From Susan Carpenter
About West Branch State Park
West Branch State Park in Portage County is situated on the glaciated plateau of northeastern Ohio. Although the land was uplifted as part of the Appalachian Mountain building process, the glaciers were able to override the gentle hills of the plateau. Huge ice blocks broke free from the glaciers and kettle lakes formed as the blocks melted. Eventually, these lakes filled with sediment leaving boggy wetlands with unique assemblages of plants. The West Branch area contains numerous bogs filled with buttonbush, alder, skunk cabbage, and swamp white oak.
Another natural feature of the park is the stand of beech-maple forest. In pioneer times, the beech-maple belt in Ohio was very extensive and stretched across the plateau from Mansfield to Pennsylvania. These woodlands harbor a variety of plant and animal life. Woodland wildflowers such as Dutchman’s breeches, bloodroot, and trillium are found here. Red fox, skunk, opossum, and raccoon find the park’s habitat suitable.
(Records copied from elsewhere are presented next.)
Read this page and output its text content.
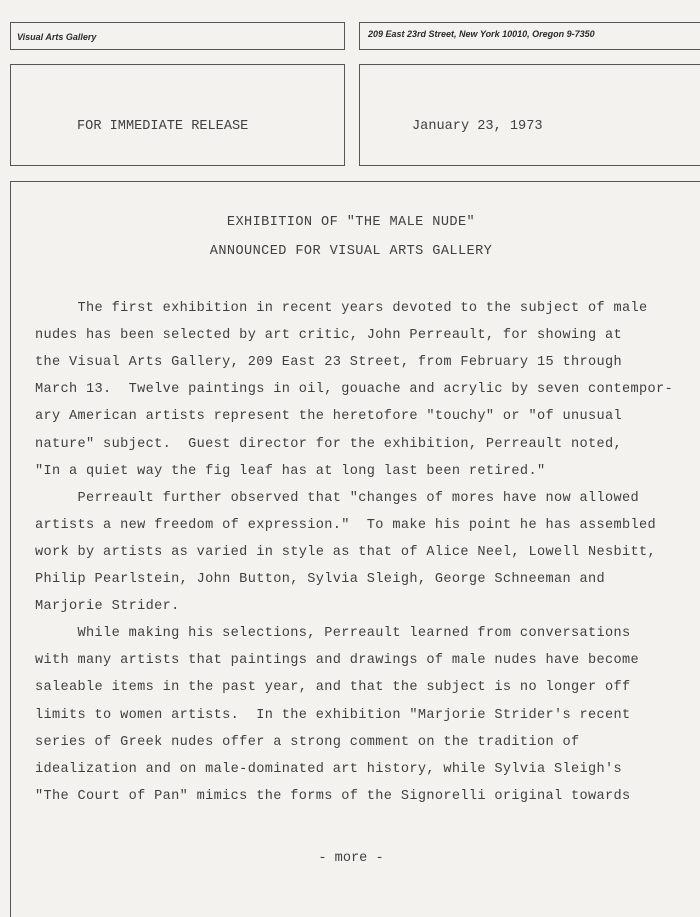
Visual Arts Gallery	209 East 23rd Street, New York 10010, Oregon 9-7350
FOR IMMEDIATE RELEASE	January 23, 1973
EXHIBITION OF "THE MALE NUDE"
ANNOUNCED FOR VISUAL ARTS GALLERY
The first exhibition in recent years devoted to the subject of male
nudes has been selected by art critic, John Perreault, for showing at
the Visual Arts Gallery, 209 East 23 Street, from February 15 through
March 13.  Twelve paintings in oil, gouache and acrylic by seven contempor-
ary American artists represent the heretofore "touchy" or "of unusual
nature" subject.  Guest director for the exhibition, Perreault noted,
"In a quiet way the fig leaf has at long last been retired."
Perreault further observed that "changes of mores have now allowed
artists a new freedom of expression."  To make his point he has assembled
work by artists as varied in style as that of Alice Neel, Lowell Nesbitt,
Philip Pearlstein, John Button, Sylvia Sleigh, George Schneeman and
Marjorie Strider.
While making his selections, Perreault learned from conversations
with many artists that paintings and drawings of male nudes have become
saleable items in the past year, and that the subject is no longer off
limits to women artists.  In the exhibition "Marjorie Strider's recent
series of Greek nudes offer a strong comment on the tradition of
idealization and on male-dominated art history, while Sylvia Sleigh's
"The Court of Pan" mimics the forms of the Signorelli original towards
- more -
Songbirds occupy the leafy canopy of the woodlands while waterfowl and shorebirds dabble in the reservoir.
From West Branch State Park webpage
About Michael J. Kirwan Dam and Reservoir
Authorized by the Flood Control Act of 1958, the Michael J. Kirwan Dam and Reservoir is one of 16 flood control projects in the Pittsburgh District. The project provides flood protection for the Mahoning River Valley and the Beaver and upper Ohio River.
Since its completion in 1966, the Kirwan Reservoir has prevented flood damages estimated to be in excess of $755 million. Kirwan has the capability to store the equivalent run-off of 18.35 inches of precipitation from its 80.5 square mile drainage area. When compared, the $20 million cost of construction is far outweighed by the project’s flood prevention benefits.
Kirwan also stores water for release downstream during dry periods. This has the effect of improving both the quality and quantity of flow in the Mahoning River for domestic and industrial use, recreation, aesthetics and aquatic life.
From Michael J. Kirwan Dam and Reservoir webpage
Restrooms at locations identified on West Branch State Park map.